3. Appellante heeft dit oordeel in hoger beroep bestreden. Volgens appellante was sprake van een legitieme arbeidsovereenkomst bij [werkgever 3] en [werkgever 4] en heeft zij de overeengekomen werkzaamheden verricht. Het enige belastende is haar eigen verklaring dat ze niet zou hebben gewerkt. Die verklaring is volgens appellante op ontoelaatbare wijze afgedwongen en daarom onbruikbaar. Bovendien hebben de directe werkgevers volgens haar verklaard dat zij daadwerkelijk voor hen heeft gewerkt.
4. De Raad komt tot de volgende beoordeling.
4.1. De Raad stelt voorop dat het bij besluiten tot intrekking en terugvordering van sociale zekerheidsuitkeringen als hier aan de orde gaat om belastende besluiten waarbij het aan het bestuursorgaan is om de nodige kennis omtrent de relevante feiten en omstandigheden te vergaren.

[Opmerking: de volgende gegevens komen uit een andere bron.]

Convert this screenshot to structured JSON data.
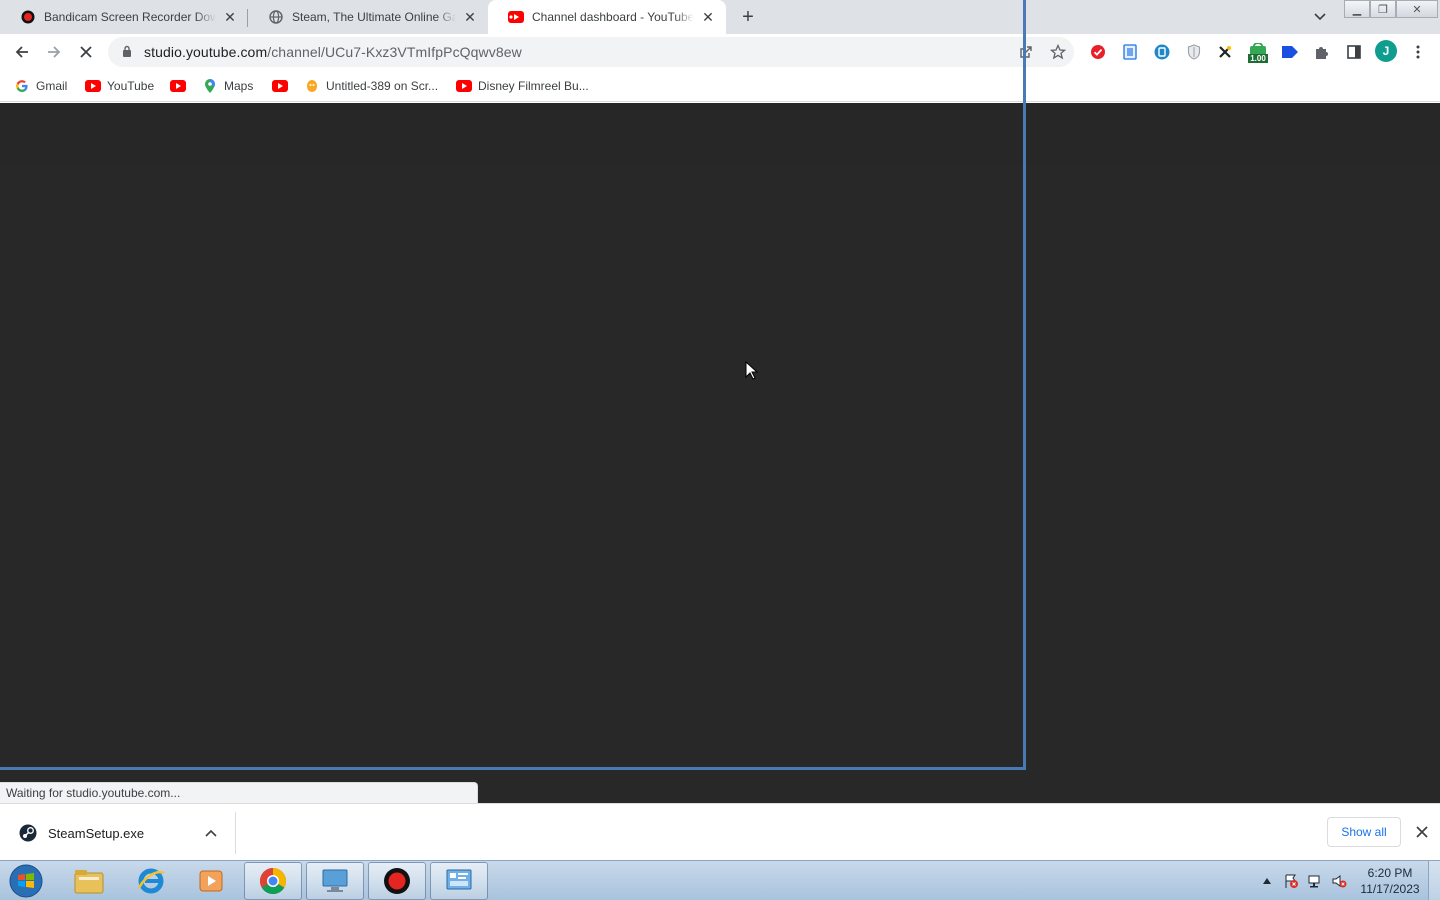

Die last om informatie te vergaren brengt mee dat het Uwv in het voorliggende geval feiten moet aandragen aan de hand waarvan het aannemelijk is dat er in de relevante perioden geen sprake was van een dienstbetrekking met de betrokken uitzendbureaus.
4.2. Bij de vaststelling van feiten die van belang zijn voor de beantwoording van de vraag of sprake is geweest van een dienstbetrekking, komt in beginsel een groot gewicht toe aan processen-verbaal met bevindingen van opsporingsambtenaren. Hetzelfde geldt op grond van vaste rechtspraak van de Raad ook voor de eerste verklaring(en) die tegenover bevoegde opsporingsambtenaren zijn afgelegd en ondertekend. Aan dergelijke verklaringen worden de betrokkenen in beginsel gehouden. Daarentegen komt, gelet op de daarmee voor betrokkenen gemoeide belangen, weinig gewicht toe aan niet-verifieerbare gegevens en achteraf afgelegde verklaringen, afkomstig van leidinggevenden van de betrokken uitzendbureaus. Indien op grond van de door het Uwv gepresenteerde feiten aannemelijk is dat de betrokkene ten tijde van belang geen dienstbetrekking in de zin van de socialezekerheidswetten vervulde, dan ligt het op de weg van betrokkene de onjuistheid daarvan met tegenbewijs, berustend op objectieve en verifieerbare gegevens, aannemelijk te maken.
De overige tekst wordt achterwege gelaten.